Just because I’m a Jewish chef doesn’t mean I was born with a natural talent for matzo balls. Early on in my career, I was hired to cater an upscale Passover meal, and I put foie gras matzo balls on the menu. I cooked hundreds of dollars’ worth of foie gras, using the rendered fat in the matzo ball mix and then stuffing each ball with a little nugget of the liver. The matzo balls fell apart and ended up in the garbage can.
There are a lot of theories on how to produce fluffy matzo balls, from folding in whipped egg whites to lightening the mix with seltzer. For my money, a little bit of baking powder does the trick nicely. Matzo balls are comfort food, and there is something warm and comforting about black garlic. Like soy sauce, its fermented taste both elevates and deepens the broth. Like tamarind, it has a rich sweetness balanced by enough acidity to keep it in the savory realm. Fortified with the black garlic, this soup is how I always imagine Passover in Southeast Asia would taste.

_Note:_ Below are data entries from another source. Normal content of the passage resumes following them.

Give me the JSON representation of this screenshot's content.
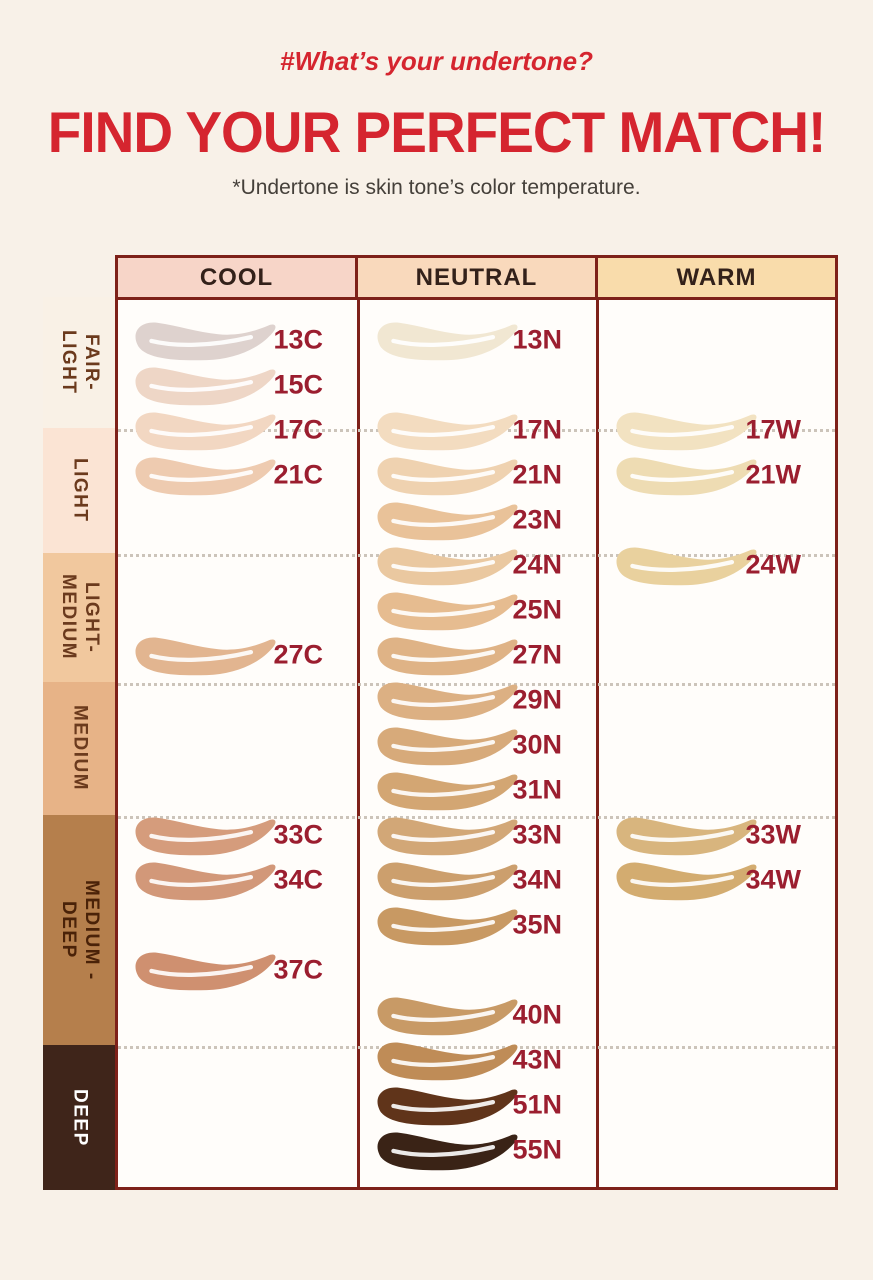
{
  "page": {
    "background": "#f8f1e8"
  },
  "header": {
    "hashtag": "#What’s your undertone?",
    "title": "FIND YOUR PERFECT MATCH!",
    "subtitle": "*Undertone is skin tone’s color temperature.",
    "accent_red": "#d5252f",
    "subtitle_color": "#45403a"
  },
  "table": {
    "border_color": "#7e2119",
    "shade_code_color": "#9b1e2f",
    "dotted_line_color": "#ccc4ba",
    "levels": [
      13,
      15,
      17,
      21,
      23,
      24,
      25,
      27,
      29,
      30,
      31,
      33,
      34,
      35,
      37,
      40,
      43,
      51,
      55
    ],
    "columns": [
      {
        "id": "cool",
        "header": "COOL",
        "header_bg": "#f7d5c8",
        "shades": [
          {
            "code": "13C",
            "color": "#ded2ce"
          },
          {
            "code": "15C",
            "color": "#eed6c6"
          },
          {
            "code": "17C",
            "color": "#f2d7c2"
          },
          {
            "code": "21C",
            "color": "#eecbb0"
          },
          {
            "code": "27C",
            "color": "#e2b590"
          },
          {
            "code": "33C",
            "color": "#d59c7c"
          },
          {
            "code": "34C",
            "color": "#d29879"
          },
          {
            "code": "37C",
            "color": "#cf9070"
          }
        ]
      },
      {
        "id": "neutral",
        "header": "NEUTRAL",
        "header_bg": "#f9d9bc",
        "shades": [
          {
            "code": "13N",
            "color": "#f1e7d2"
          },
          {
            "code": "17N",
            "color": "#f3dcc0"
          },
          {
            "code": "21N",
            "color": "#efd2b0"
          },
          {
            "code": "23N",
            "color": "#e9c299"
          },
          {
            "code": "24N",
            "color": "#eac8a0"
          },
          {
            "code": "25N",
            "color": "#e6bc90"
          },
          {
            "code": "27N",
            "color": "#dfb386"
          },
          {
            "code": "29N",
            "color": "#dcb083"
          },
          {
            "code": "30N",
            "color": "#d7aa7a"
          },
          {
            "code": "31N",
            "color": "#d3a673"
          },
          {
            "code": "33N",
            "color": "#d2a777"
          },
          {
            "code": "34N",
            "color": "#cc9f6d"
          },
          {
            "code": "35N",
            "color": "#c89963"
          },
          {
            "code": "40N",
            "color": "#c89a66"
          },
          {
            "code": "43N",
            "color": "#bf8c57"
          },
          {
            "code": "51N",
            "color": "#60341a"
          },
          {
            "code": "55N",
            "color": "#3a2316"
          }
        ]
      },
      {
        "id": "warm",
        "header": "WARM",
        "header_bg": "#f9dcab",
        "shades": [
          {
            "code": "17W",
            "color": "#f2e2c1"
          },
          {
            "code": "21W",
            "color": "#eedcb3"
          },
          {
            "code": "24W",
            "color": "#e9d19e"
          },
          {
            "code": "33W",
            "color": "#d8b57e"
          },
          {
            "code": "34W",
            "color": "#d3ac70"
          }
        ]
      }
    ],
    "depth_scale": [
      {
        "label": "FAIR-\nLIGHT",
        "bg": "#f9f1e6",
        "text_color": "#6b3a1d"
      },
      {
        "label": "LIGHT",
        "bg": "#fbe4d4",
        "text_color": "#6b3a1d"
      },
      {
        "label": "LIGHT-\nMEDIUM",
        "bg": "#f1c89e",
        "text_color": "#6b3a1d"
      },
      {
        "label": "MEDIUM",
        "bg": "#e7b387",
        "text_color": "#6b3a1d"
      },
      {
        "label": "MEDIUM -\nDEEP",
        "bg": "#b57f4c",
        "text_color": "#4a2208"
      },
      {
        "label": "DEEP",
        "bg": "#3f251a",
        "text_color": "#ffffff"
      }
    ]
  },
  "chart_data": {
    "type": "table",
    "title": "FIND YOUR PERFECT MATCH!",
    "subtitle": "*Undertone is skin tone’s color temperature.",
    "columns": [
      "COOL",
      "NEUTRAL",
      "WARM"
    ],
    "depth_rows": [
      "FAIR-LIGHT",
      "LIGHT",
      "LIGHT-MEDIUM",
      "MEDIUM",
      "MEDIUM - DEEP",
      "DEEP"
    ],
    "cells": [
      {
        "depth": "FAIR-LIGHT",
        "COOL": [
          "13C",
          "15C"
        ],
        "NEUTRAL": [
          "13N"
        ],
        "WARM": []
      },
      {
        "depth": "FAIR-LIGHT/LIGHT boundary",
        "COOL": [
          "17C"
        ],
        "NEUTRAL": [
          "17N"
        ],
        "WARM": [
          "17W"
        ]
      },
      {
        "depth": "LIGHT",
        "COOL": [
          "21C"
        ],
        "NEUTRAL": [
          "21N",
          "23N"
        ],
        "WARM": [
          "21W"
        ]
      },
      {
        "depth": "LIGHT/LIGHT-MEDIUM boundary",
        "COOL": [],
        "NEUTRAL": [
          "24N"
        ],
        "WARM": [
          "24W"
        ]
      },
      {
        "depth": "LIGHT-MEDIUM",
        "COOL": [
          "27C"
        ],
        "NEUTRAL": [
          "25N",
          "27N"
        ],
        "WARM": []
      },
      {
        "depth": "MEDIUM",
        "COOL": [],
        "NEUTRAL": [
          "29N",
          "30N",
          "31N"
        ],
        "WARM": []
      },
      {
        "depth": "MEDIUM - DEEP",
        "COOL": [
          "33C",
          "34C",
          "37C"
        ],
        "NEUTRAL": [
          "33N",
          "34N",
          "35N",
          "40N"
        ],
        "WARM": [
          "33W",
          "34W"
        ]
      },
      {
        "depth": "MEDIUM - DEEP/DEEP boundary",
        "COOL": [],
        "NEUTRAL": [
          "43N"
        ],
        "WARM": []
      },
      {
        "depth": "DEEP",
        "COOL": [],
        "NEUTRAL": [
          "51N",
          "55N"
        ],
        "WARM": []
      }
    ]
  }
}
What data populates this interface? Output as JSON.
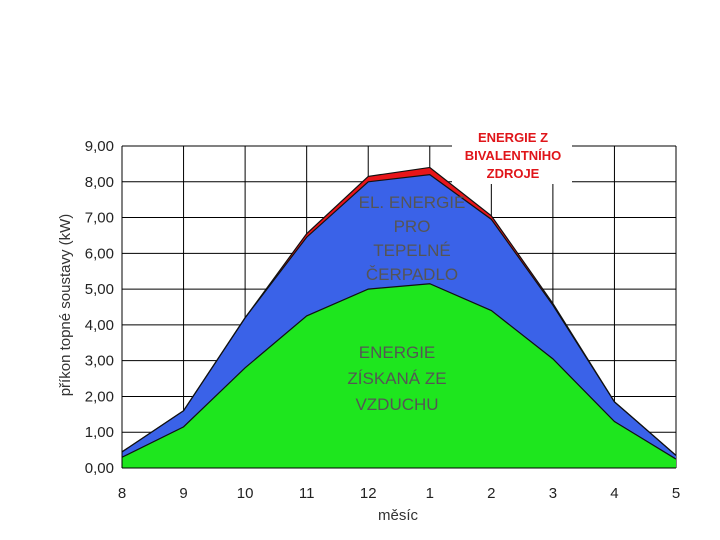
{
  "chart_data": {
    "type": "area",
    "xlabel": "měsíc",
    "ylabel": "příkon topné soustavy (kW)",
    "categories": [
      "8",
      "9",
      "10",
      "11",
      "12",
      "1",
      "2",
      "3",
      "4",
      "5"
    ],
    "ylim": [
      0,
      9
    ],
    "yticks": [
      "0,00",
      "1,00",
      "2,00",
      "3,00",
      "4,00",
      "5,00",
      "6,00",
      "7,00",
      "8,00",
      "9,00"
    ],
    "grid": true,
    "stacked": true,
    "series": [
      {
        "values": [
          0.3,
          1.15,
          2.8,
          4.25,
          5.0,
          5.15,
          4.4,
          3.05,
          1.3,
          0.25
        ],
        "color": "#1ee61e"
      },
      {
        "values": [
          0.45,
          1.6,
          4.2,
          6.45,
          8.0,
          8.2,
          6.95,
          4.55,
          1.85,
          0.35
        ],
        "color": "#3a62e8"
      },
      {
        "values": [
          0.45,
          1.6,
          4.2,
          6.55,
          8.15,
          8.4,
          7.05,
          4.6,
          1.85,
          0.35
        ],
        "color": "#e8151a"
      }
    ],
    "area_labels": {
      "air": [
        "ENERGIE",
        "ZÍSKANÁ ZE",
        "VZDUCHU"
      ],
      "electric": [
        "EL. ENERGIE",
        "PRO",
        "TEPELNÉ",
        "ČERPADLO"
      ],
      "bivalent": [
        "ENERGIE Z",
        "BIVALENTNÍHO",
        "ZDROJE"
      ]
    }
  }
}
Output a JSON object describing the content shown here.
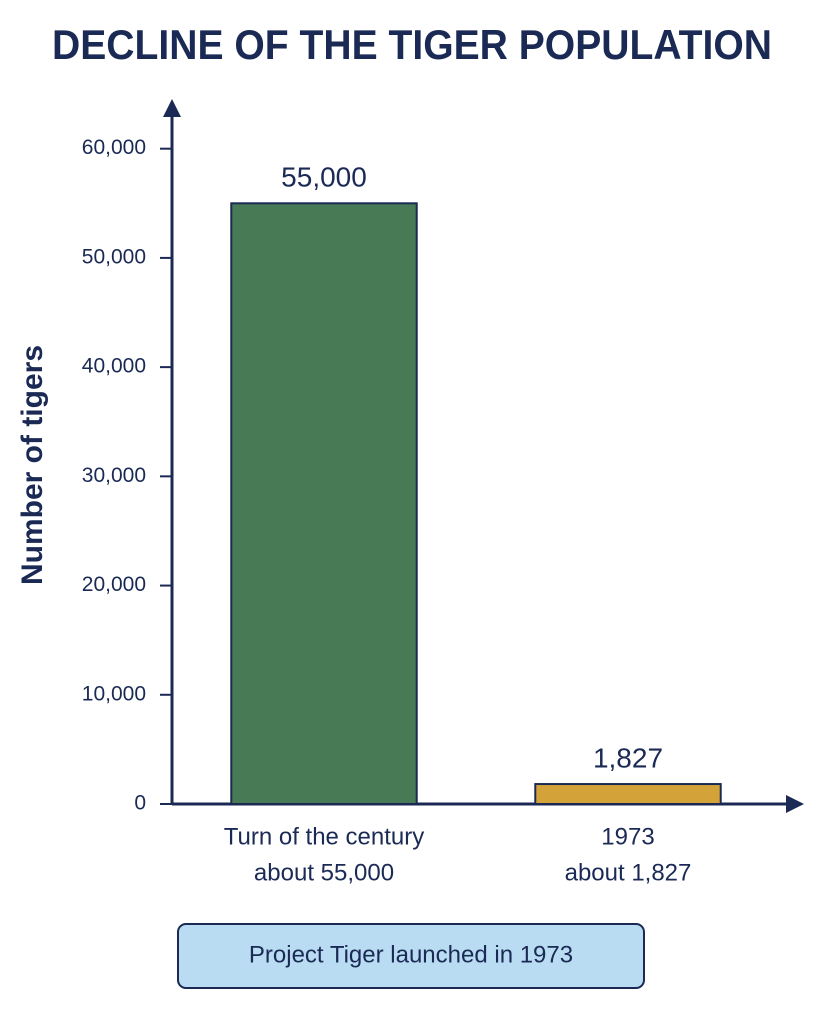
{
  "chart_data": {
    "type": "bar",
    "title": "DECLINE OF THE TIGER POPULATION",
    "y_label": "Number of tigers",
    "categories": [
      "Turn of the century",
      "1973"
    ],
    "category_sublabels": [
      "about 55,000",
      "about 1,827"
    ],
    "values": [
      55000,
      1827
    ],
    "value_labels": [
      "55,000",
      "1,827"
    ],
    "colors": [
      "#487a55",
      "#d3a33a"
    ],
    "ylim": [
      0,
      64000
    ],
    "yticks": [
      0,
      {
        "value": 10000,
        "label": "10,000"
      },
      {
        "value": 20000,
        "label": "20,000"
      },
      {
        "value": 30000,
        "label": "30,000"
      },
      {
        "value": 40000,
        "label": "40,000"
      },
      {
        "value": 50000,
        "label": "50,000"
      },
      {
        "value": 60000,
        "label": "60,000"
      }
    ],
    "grid": false,
    "annotation": "Project Tiger launched in 1973"
  }
}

From Zahav: A World of Israeli Cooking, ©2015 by Michael Solomonov and Steven Cook. Reproduced by permission of Houghton Mifflin Harcourt. All rights reserved.
Combine the eggs and schmaltz in a medium bowl and stir until blended. Add the matzo meal, baking powder, and cinnamon and mix well. Using wet hands, tear off golf ball-size pieces of the dough and shape into rounds.
Bring a lightly salted pot of water to a boil and cook the matzo balls for 30 minutes, or until cooked through (cut one open to be sure).